Três hipóteses são possíveis

a- o corpo está em situação de estresse,
b- o corpo está relaxado,
c- nenhuma resposta: o corpo não está em situação de estresse e nem relaxado.
O problema articular responsável pela dor do paciente é localizado precisamente. Um vez a vértebra ou a articulação testada se o corpo se estressa, aparecerá uma torção na bacia e isto fará aparecer uma falsa perna curta na posição 1.
É o sinal de uma lesão.

2- Determinar o lado a corrigir

Uma vez localizado o nível da lesão, para conhecer o lado a corrigir, flexionar as pernas na posição 2, isto é, a 90º , e observar o resultado. O lado da perna que se alonga ou que permanece longa nesta posição 2 indica o lado a corrigir.
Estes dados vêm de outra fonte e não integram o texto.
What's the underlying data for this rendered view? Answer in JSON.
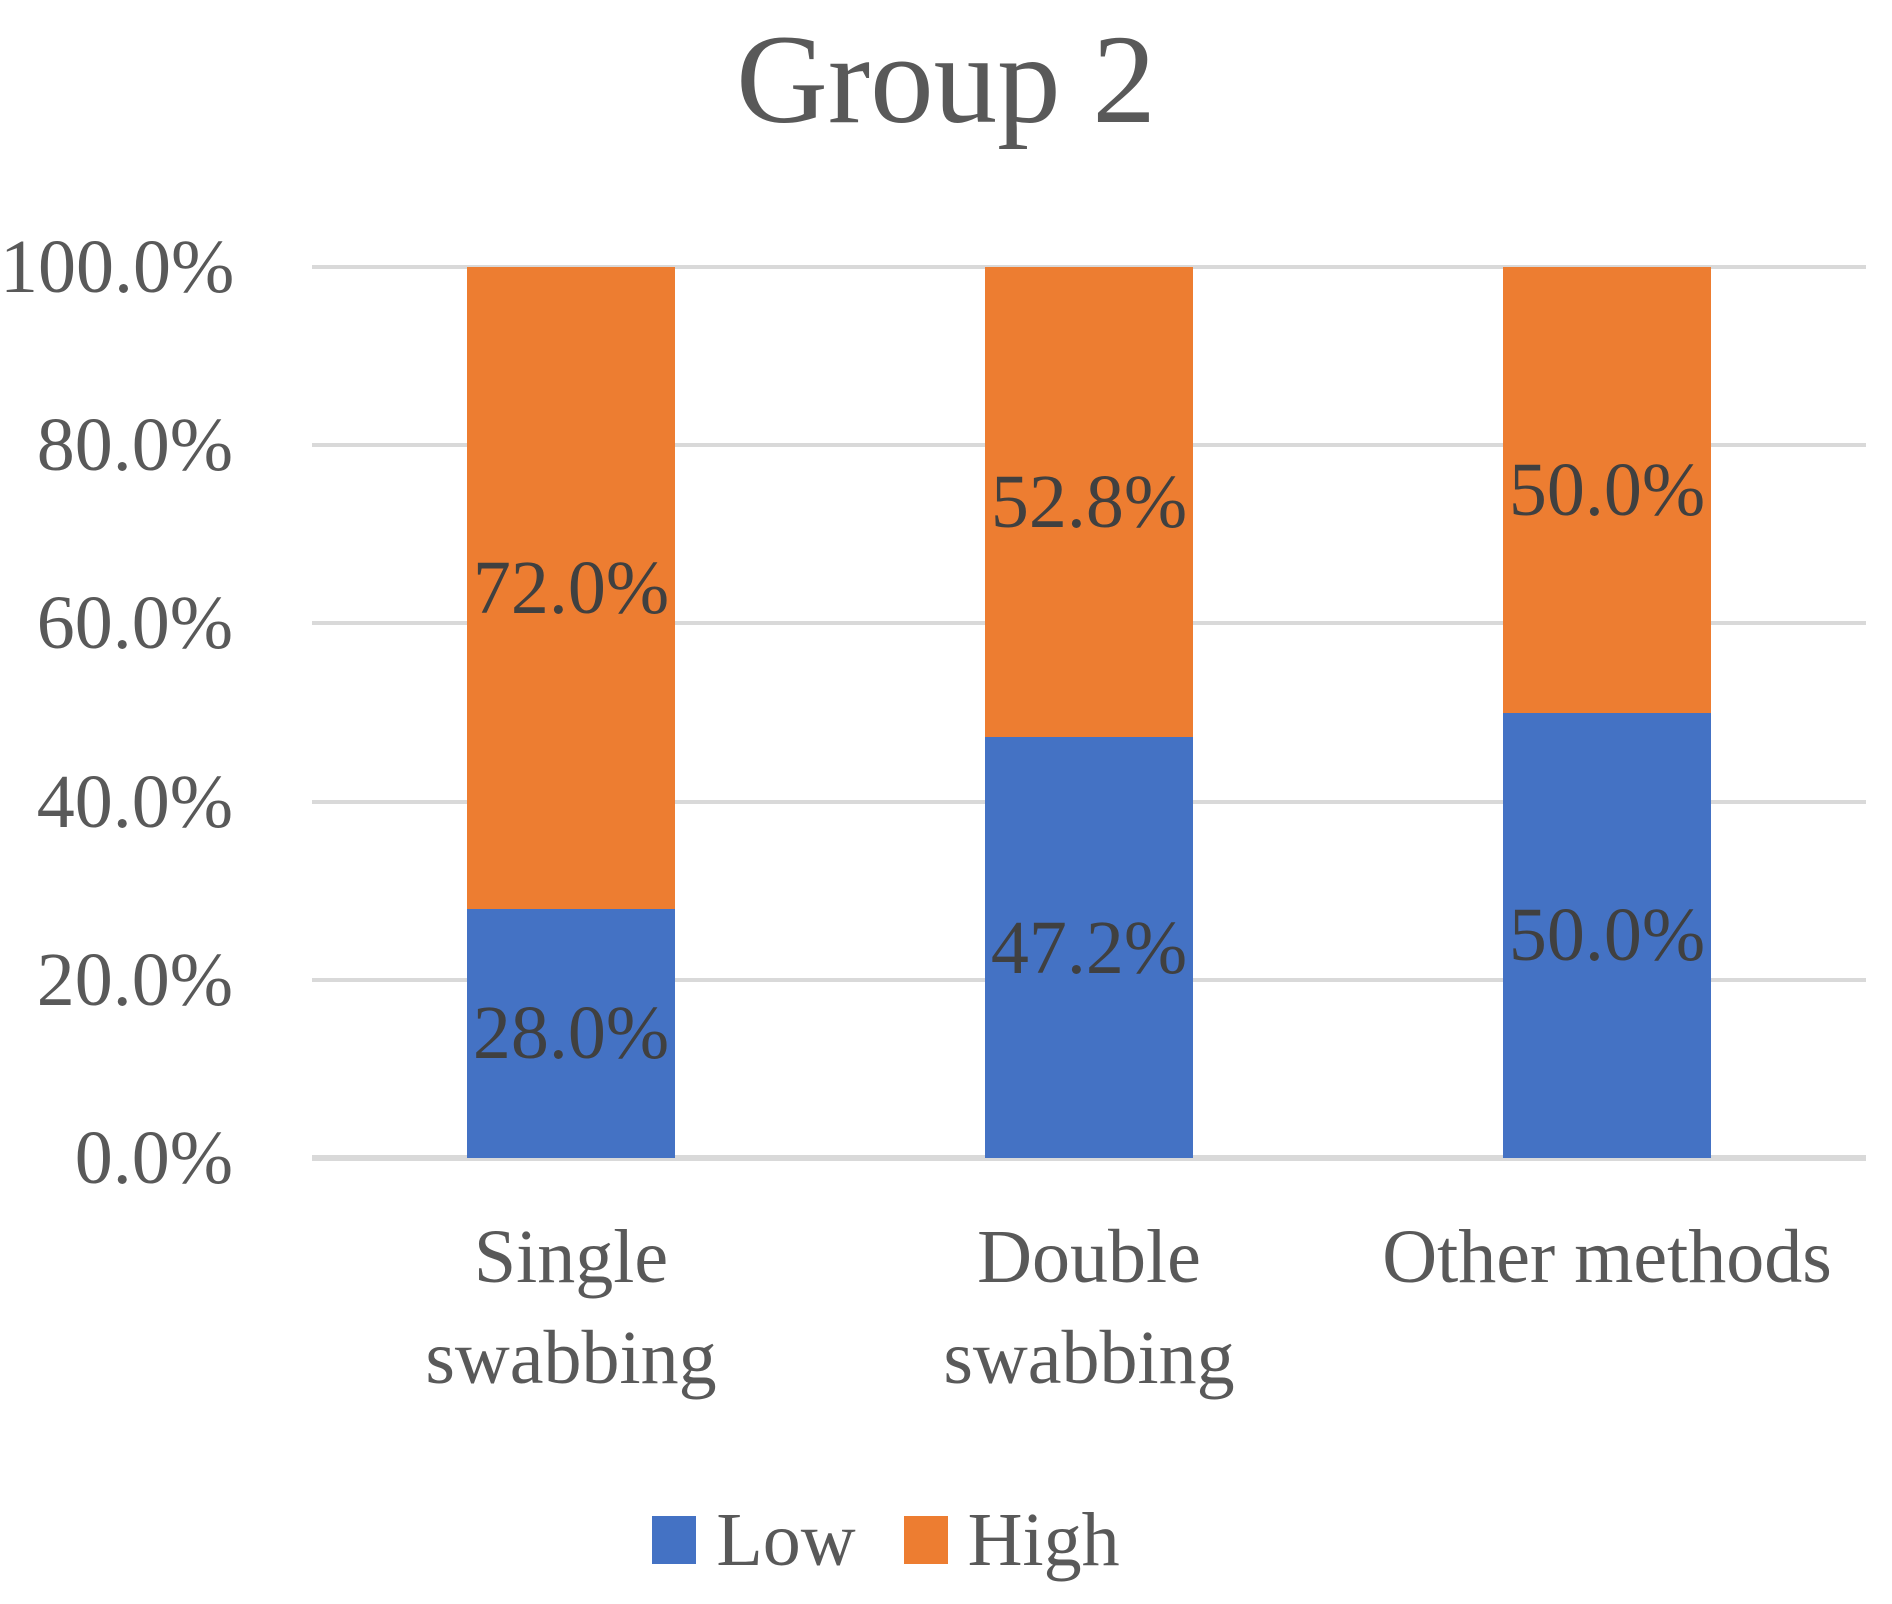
{
  "theme": {
    "background": "#FFFFFF",
    "title_color": "#595959",
    "axis_text_color": "#595959",
    "data_label_color": "#404040",
    "gridline_color": "#D9D9D9",
    "axis_line_color": "#D9D9D9",
    "low_color": "#4472C4",
    "high_color": "#ED7D31"
  },
  "legend": {
    "items": [
      {
        "label": "Low",
        "color": "#4472C4"
      },
      {
        "label": "High",
        "color": "#ED7D31"
      }
    ]
  },
  "chart_data": {
    "type": "bar",
    "subtype": "stacked-100-percent-column",
    "title": "Group 2",
    "categories": [
      "Single swabbing",
      "Double swabbing",
      "Other methods"
    ],
    "category_tick_lines": [
      [
        "Single",
        "swabbing"
      ],
      [
        "Double",
        "swabbing"
      ],
      [
        "Other methods"
      ]
    ],
    "series": [
      {
        "name": "Low",
        "color": "#4472C4",
        "values": [
          28.0,
          47.2,
          50.0
        ],
        "data_labels": [
          "28.0%",
          "47.2%",
          "50.0%"
        ]
      },
      {
        "name": "High",
        "color": "#ED7D31",
        "values": [
          72.0,
          52.8,
          50.0
        ],
        "data_labels": [
          "72.0%",
          "52.8%",
          "50.0%"
        ]
      }
    ],
    "y_axis": {
      "min": 0,
      "max": 100,
      "tick_interval": 20,
      "tick_labels": [
        "0.0%",
        "20.0%",
        "40.0%",
        "60.0%",
        "80.0%",
        "100.0%"
      ]
    },
    "x_axis": {
      "label": ""
    },
    "grid": true,
    "legend_position": "bottom"
  }
}
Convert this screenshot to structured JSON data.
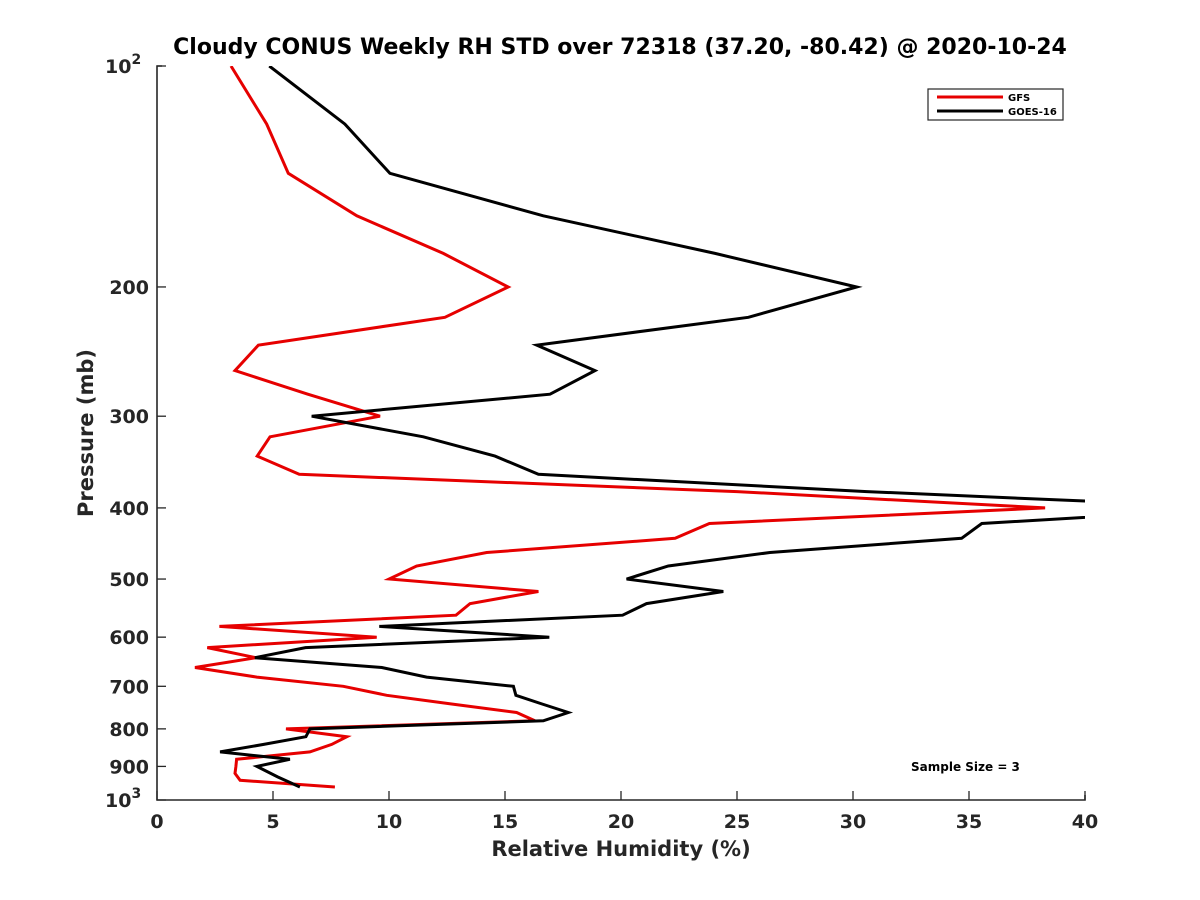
{
  "chart_data": {
    "type": "line",
    "title": "Cloudy CONUS Weekly RH STD over 72318 (37.20, -80.42) @ 2020-10-24",
    "xlabel": "Relative Humidity (%)",
    "ylabel": "Pressure (mb)",
    "xlim": [
      0,
      40
    ],
    "ylim": [
      100,
      1000
    ],
    "yscale": "log",
    "yaxis_reversed": true,
    "grid": false,
    "x_ticks": [
      "0",
      "5",
      "10",
      "15",
      "20",
      "25",
      "30",
      "35",
      "40"
    ],
    "y_ticks": [
      {
        "value": 100,
        "label": "10",
        "sup": "2"
      },
      {
        "value": 200,
        "label": "200",
        "sup": ""
      },
      {
        "value": 300,
        "label": "300",
        "sup": ""
      },
      {
        "value": 400,
        "label": "400",
        "sup": ""
      },
      {
        "value": 500,
        "label": "500",
        "sup": ""
      },
      {
        "value": 600,
        "label": "600",
        "sup": ""
      },
      {
        "value": 700,
        "label": "700",
        "sup": ""
      },
      {
        "value": 800,
        "label": "800",
        "sup": ""
      },
      {
        "value": 900,
        "label": "900",
        "sup": ""
      },
      {
        "value": 1000,
        "label": "10",
        "sup": "3"
      }
    ],
    "legend": {
      "placement": "top-right",
      "entries": [
        {
          "name": "GFS",
          "color": "#e60000"
        },
        {
          "name": "GOES-16",
          "color": "#000000"
        }
      ]
    },
    "annotation": "Sample Size = 3",
    "series": [
      {
        "name": "GFS",
        "color": "#e60000",
        "points": [
          [
            3.19,
            100
          ],
          [
            4.73,
            120
          ],
          [
            5.66,
            140
          ],
          [
            8.61,
            160
          ],
          [
            12.34,
            180
          ],
          [
            15.14,
            200
          ],
          [
            12.41,
            220
          ],
          [
            4.37,
            240
          ],
          [
            3.36,
            260
          ],
          [
            6.5,
            280
          ],
          [
            9.61,
            300
          ],
          [
            4.87,
            320
          ],
          [
            4.32,
            340
          ],
          [
            6.13,
            360
          ],
          [
            25.0,
            380
          ],
          [
            38.28,
            400
          ],
          [
            23.81,
            420
          ],
          [
            22.33,
            440
          ],
          [
            14.21,
            460
          ],
          [
            11.19,
            480
          ],
          [
            10.01,
            500
          ],
          [
            16.44,
            520
          ],
          [
            13.49,
            540
          ],
          [
            12.89,
            560
          ],
          [
            2.69,
            580
          ],
          [
            9.47,
            600
          ],
          [
            2.17,
            620
          ],
          [
            4.27,
            640
          ],
          [
            1.64,
            660
          ],
          [
            4.3,
            680
          ],
          [
            8.03,
            700
          ],
          [
            9.9,
            720
          ],
          [
            12.7,
            740
          ],
          [
            15.5,
            760
          ],
          [
            16.29,
            780
          ],
          [
            5.56,
            800
          ],
          [
            8.18,
            820
          ],
          [
            7.53,
            840
          ],
          [
            6.59,
            860
          ],
          [
            3.43,
            880
          ],
          [
            3.4,
            900
          ],
          [
            3.36,
            920
          ],
          [
            3.58,
            940
          ],
          [
            7.67,
            960
          ]
        ]
      },
      {
        "name": "GOES-16",
        "color": "#000000",
        "points": [
          [
            4.84,
            100
          ],
          [
            8.1,
            120
          ],
          [
            10.04,
            140
          ],
          [
            16.65,
            160
          ],
          [
            24.05,
            180
          ],
          [
            30.16,
            200
          ],
          [
            25.49,
            220
          ],
          [
            16.37,
            240
          ],
          [
            18.88,
            260
          ],
          [
            16.94,
            280
          ],
          [
            6.67,
            300
          ],
          [
            11.48,
            320
          ],
          [
            14.57,
            340
          ],
          [
            16.44,
            360
          ],
          [
            30.6,
            380
          ],
          [
            46.8,
            400
          ],
          [
            35.55,
            420
          ],
          [
            34.68,
            440
          ],
          [
            26.42,
            460
          ],
          [
            22.04,
            480
          ],
          [
            20.24,
            500
          ],
          [
            24.41,
            520
          ],
          [
            21.1,
            540
          ],
          [
            20.07,
            560
          ],
          [
            9.58,
            580
          ],
          [
            16.91,
            600
          ],
          [
            6.4,
            620
          ],
          [
            4.22,
            640
          ],
          [
            9.69,
            660
          ],
          [
            11.62,
            680
          ],
          [
            15.36,
            700
          ],
          [
            15.47,
            720
          ],
          [
            16.6,
            740
          ],
          [
            17.73,
            760
          ],
          [
            16.65,
            780
          ],
          [
            6.59,
            800
          ],
          [
            6.42,
            820
          ],
          [
            4.6,
            840
          ],
          [
            2.72,
            860
          ],
          [
            5.73,
            880
          ],
          [
            4.3,
            900
          ],
          [
            5.2,
            930
          ],
          [
            6.16,
            960
          ]
        ]
      }
    ]
  }
}
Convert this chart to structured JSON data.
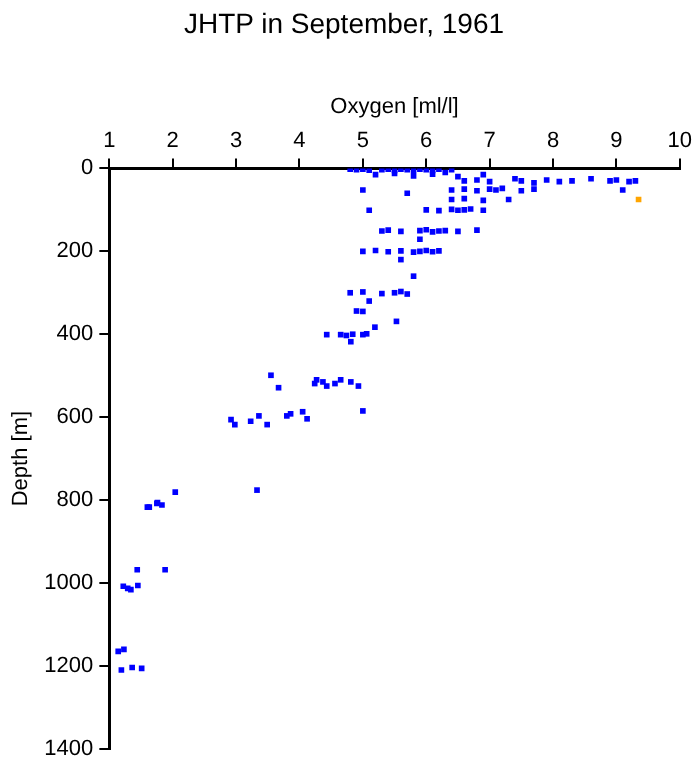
{
  "chart_data": {
    "type": "scatter",
    "title": "JHTP in September, 1961",
    "xlabel": "Oxygen [ml/l]",
    "ylabel": "Depth [m]",
    "xlim": [
      1,
      10
    ],
    "xticks": [
      1,
      2,
      3,
      4,
      5,
      6,
      7,
      8,
      9,
      10
    ],
    "ylim": [
      1400,
      0
    ],
    "yticks": [
      0,
      200,
      400,
      600,
      800,
      1000,
      1200,
      1400
    ],
    "grid": false,
    "legend": false,
    "marker": "square",
    "series": [
      {
        "color": "#0000ff",
        "x": [
          4.8,
          4.9,
          5.0,
          5.1,
          5.3,
          5.4,
          5.5,
          5.6,
          5.7,
          5.8,
          5.9,
          6.0,
          6.1,
          6.2,
          6.4,
          5.2,
          5.5,
          5.8,
          6.1,
          6.3,
          6.5,
          6.9,
          6.6,
          6.8,
          7.0,
          7.4,
          7.5,
          7.7,
          7.9,
          8.1,
          8.3,
          8.6,
          8.9,
          9.0,
          9.2,
          9.3,
          5.0,
          6.4,
          6.6,
          6.8,
          7.0,
          7.1,
          7.2,
          7.5,
          7.7,
          9.1,
          5.7,
          6.4,
          6.6,
          6.9,
          7.3,
          5.1,
          6.0,
          6.2,
          6.4,
          6.5,
          6.6,
          6.7,
          6.9,
          5.3,
          5.4,
          5.6,
          5.9,
          6.0,
          6.1,
          6.2,
          6.3,
          6.5,
          6.8,
          5.9,
          5.0,
          5.2,
          5.4,
          5.6,
          5.8,
          5.9,
          6.0,
          6.1,
          6.2,
          5.6,
          5.8,
          4.8,
          5.0,
          5.3,
          5.5,
          5.6,
          5.7,
          5.1,
          5.0,
          4.9,
          5.53,
          5.19,
          4.43,
          4.65,
          4.74,
          4.84,
          5.0,
          5.06,
          4.81,
          3.55,
          3.67,
          4.24,
          4.27,
          4.37,
          4.43,
          4.56,
          4.65,
          4.81,
          4.93,
          5.0,
          2.92,
          2.98,
          3.23,
          3.36,
          3.49,
          3.8,
          3.86,
          4.05,
          4.12,
          3.33,
          1.6,
          1.76,
          1.83,
          2.04,
          1.63,
          1.75,
          1.44,
          1.88,
          1.22,
          1.29,
          1.34,
          1.45,
          1.14,
          1.23,
          1.19,
          1.36,
          1.51
        ],
        "values": [
          2,
          3,
          2,
          4,
          3,
          2,
          5,
          2,
          3,
          4,
          2,
          3,
          5,
          2,
          3,
          15,
          12,
          18,
          14,
          10,
          20,
          15,
          30,
          28,
          32,
          25,
          30,
          35,
          28,
          32,
          30,
          25,
          30,
          28,
          32,
          30,
          52,
          52,
          50,
          54,
          50,
          52,
          48,
          54,
          50,
          52,
          60,
          75,
          73,
          77,
          75,
          101,
          100,
          102,
          99,
          101,
          100,
          98,
          101,
          151,
          149,
          152,
          150,
          148,
          153,
          151,
          150,
          152,
          149,
          171,
          200,
          198,
          201,
          199,
          202,
          200,
          198,
          201,
          199,
          220,
          260,
          300,
          298,
          302,
          300,
          297,
          303,
          320,
          345,
          344,
          369,
          383,
          401,
          401,
          403,
          400,
          401,
          399,
          418,
          499,
          529,
          519,
          510,
          515,
          525,
          519,
          510,
          515,
          525,
          585,
          606,
          618,
          610,
          597,
          618,
          597,
          592,
          587,
          604,
          776,
          817,
          806,
          812,
          781,
          817,
          808,
          968,
          968,
          1008,
          1013,
          1016,
          1006,
          1165,
          1160,
          1210,
          1204,
          1206
        ]
      },
      {
        "color": "#ffa500",
        "x": [
          9.35
        ],
        "values": [
          75
        ]
      }
    ]
  }
}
3- Fazer o teste de pressão

Antes de corrigir a lesão da articulação, existe uma verificação a fazer, indispensável: o teste da pressão. Ele consiste em apoiar suavemente, do lado e no sentido da correção sobre a articulação a ser corrigida. Imediatamente o corpo se relaxa e as duas pernas em 1 e em 2 se igualam.

4- Corrigir com a ajuda do ENM :

Resta somente clicar com o ENM do lado e na direção do teste de pressão. Isto fixa a correção.

5- Verificar o resultado:

O sistema nervoso tendo integrado a correção necessária, refazendo-se o teste, o corpo do paciente não deve mais reagir (hipótese C).

VI- EXPLICAÇÃO DO TRATAMENTO

Durante o tratamento, a cada teste, nós corrigimos e estimulamos unicamente as zonas que necessitam. O corpo aceita esta informação, o que será positivo.

O corpo não é forçado, ele é livre para aceitar a informação e reagir imediatamente na maioria dos casos. No entanto, a reação poderá ocorrer 24 ou 48 horas depois do tratamento e algumas vezes três ou quatro sessões, conforme o nível do bloqueio. Nós enviamos uma informação para fazer reagir o corpo, que desencadeará seu processo de auto cura.

Todos os biomecanicistas e os energeticistas sabem e dizem: ” Tudo está englobado em tudo”. Cada ação cria uma reação.

As doenças psicossomáticas são mais reveladoras para compreender que o corpo é o reflexo da alma. A coluna, que é o mastro do corpo, recebendo todas as informações. Estimulando de maneira precisa a coluna, nós podemos equilibrar e anular as tensões neuromusculares.

Cada zona de influência de um nervo raquidiano se divide em múltiplas partes para formas o segmento ou inervação segmentar, que é todo o território de influência de somente um nervo raquidiano.

* Nós agimos, portanto, sobre:

  1. O neurônio que são o nervo raquidiano e os nervos vegetativos,
  2. O dermátomo que é a zona de influência do nervo raquidiano na pele e no tecido subcutâneo,
  3. O miótomo que é a inervação do músculo, dos tendões, dos ligamentos e das aponeuroses,
  4. L’anterome que é a inervação das vísceras correspondente ou do território visceral ainda chamada viscerótomo e angiótomo para os vasos sanguíneos e linfáticos,
  5. L’osteome que é a inervação do osso,
  6. O reflexo psico-afetivo correspondente do córtex.
  7. Agindo sobre uma parte do segmento, por via reflexa atua-se em seguida em todo o órgão e o emocional correspondente, como na acumpuntura.

VII- AS DUAS ETAPAS COMPLEMENTARES DO TRATAMENTO:

* Com as duas etapas complementares do nosso tratamento com ENM, em decúbito e em pé, nós estimulamos especificamente o sistema nervoso que responde através de reações diferentes:

* EM DECÚBITO : o arco reflexo age sobre os músculos dinâmicos e estáticos peri-articulares da zona tratada, o que necessita uma correção exata e precisa sobre a vértebra selecionada. O corpo reage imediatamente se relaxando e os dois pés do paciente se equilibram indicando o sucesso da auto-correção.

* EM POSIÇÃO DE PÉ : nós atuamos no sistema postural fino, que coordena as tensões musculares de forma autônoma, permitindo ao corpo de se mover e de continuar em pé sem estímulo nervoso voluntário. Utilizando o ENM nas inserções tendinosas musculares dos grandes músculos próximo de suas inserções ósseas no local onde se situam os receptores proprioceptivos, nós permitimos ao corpo de se reequilibrar imediatamente. O ganho de amplitude articular nos traz a confirmação.